Students’ Work Helps Community

Students informed others on Days for Girls through the Memorial Union booths.

Over the fall semester, students in the course Social Work 427, which is instructed by Amy Phillips, have been conducting a service learning project with Days for Girls. Days for Girls is a nonprofit international organization that sends menstrual care kits and education to girls in different countries to end the taboo.

Phillips has been assigning this project for many years, but changed it this year to have the whole class focus on just one organization. The class is divided into three teams, so everyone has a specific aspect: the event group, the boothing group and the donations group.

“The project is for us to be able to make a change for them (Days For Girls).”

– Hope Eggers

Throughout the project students have been applying tactics they have learned throughout their undergraduate coursework and applied it to a real-life situation and organization. “It gives students the opportunity to do work outside the classroom that they can then connect with the theoretical material that we’re learning in the course,” Phillips explained. “It makes it more real or understandable.”

The students have also gained a confidence in their work through the collaboration with Days for Girls. “We’ve learned a lot about facilitating and taking on the leadership role, and so I think that’s helped out a lot with public speaking,” Madison Berg, a senior in social work and human development and family science (HDFS), said.

Many people do not realize how difficult it is for girls in other countries to learn about menstruation and also find adequate supplies. Berg explained how she was oblivious to the lack of products in other countries and how most people do not understand the extent of how difficult it is for girls in other countries.

“In underdeveloped countries, they don’t have the adequate access to menstrual supplies and they don’t have the education on it, so Days for Girls doesn’t just give the supplies, they also ensure that proper education is given on the subject,” Berg said.

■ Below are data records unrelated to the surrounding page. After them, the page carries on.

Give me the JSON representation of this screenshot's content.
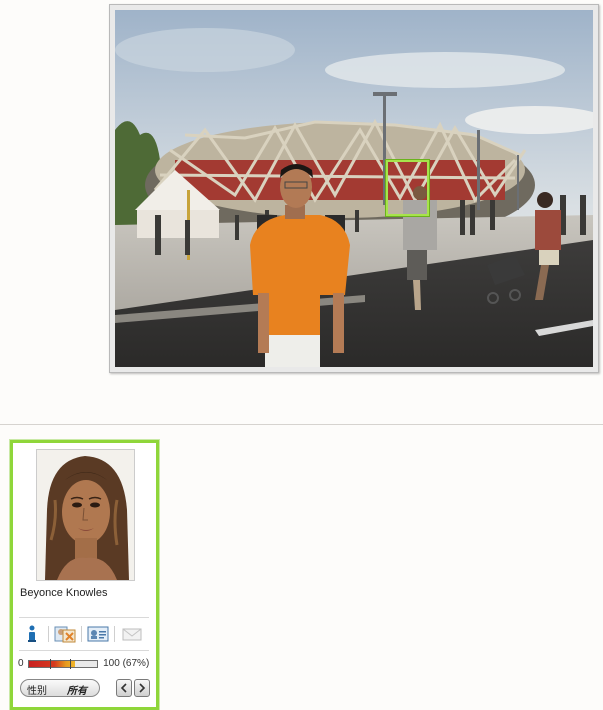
{
  "match": {
    "name": "Beyonce Knowles",
    "score_min": "0",
    "score_max": "100",
    "score_percent_text": "(67%)",
    "score_fraction": 0.67,
    "filter_label": "性别",
    "filter_value": "所有"
  },
  "icons": [
    "info-icon",
    "compare-faces-icon",
    "profile-card-icon",
    "email-icon",
    "prev-arrow-icon",
    "next-arrow-icon"
  ],
  "colors": {
    "face_box": "#a7e34c",
    "card_border": "#8fd63a"
  }
}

Through this project, seniors in the course have been inspired by how much of a difference they are making to the lives of young girls. Before the project, many of the students did not know what Days for Girls was, so it opened their eyes to a new organization and how they can make a change.

“Being able to see that change, not only at a small level, knowing that one bar of soap is going to change this girl’s life, but knowing we’re helping this organization that does this for thousands of girls across the globe is impressive,” Hope Eggers, a senior in the course, said.

“It’s good for the students. It’s good for the community organizations. It’s good for the community. It’s a win-win all around,”

– Amy Phillips, Social Work 427 professor

Berg explained how she could see herself continue working with Days for Girls in the future and how she has enjoyed spreading awareness about the organization. “I was so oblivious. I want other people to know about it and to feel passionate about it like my class is,” Berg said.

The organization has enjoyed having additions to their teams and help from a class on the NDSU campus. Phillips explained how nonprofit organizations are normally understaffed because they run off of donations and grants, so there is often a lack of money. “It’s nice for them when they have energetic, serious, committed groups of students coming to help them,” Phillips said.

Dena Wyum, a senior lecturer in HDFS and a team leader for the Fargo Days for Girls team, said she has been volunteering for the organization for four years, so she has helped the class with understanding the ins and outs of the nonprofit. Since the service project began, Wyum has been sewing the kits together every night, more than she usually does, because the project has given her more energy to do more for the organization. “It’s been really invigorating to have students involved in it,” Wyum said.

The students wanted to make a large-scale change for the organization and were able to help through donations, events and informing other students about Days for Girls and the lack of menstrual knowledge through other countries. They have been able to work with professors around campus to spread more awareness. “It’s kind of like a community effort through the professors and through campus that they’ve been helping us set up our project for success,” Eggers said.

Days for Girls collects donations for kits that consist of 100 percent cotton underwear, either hipster or briefs style (girl sizes 10-16), gallon-sized freezer Ziploc brand bags, colorful washcloths that are terry cloth not microfiber (preferably darker colors) and little hotel soap ranging from .05 oz to 1.5 oz. The students were able to collect items to make kits with a total of 572 Ziploc bags, 115 washcloths, 333 pairs of underwear and 1,489 bars of soap. Through donations and events, the students were able to make $3,000.16 to go toward Days for Girls.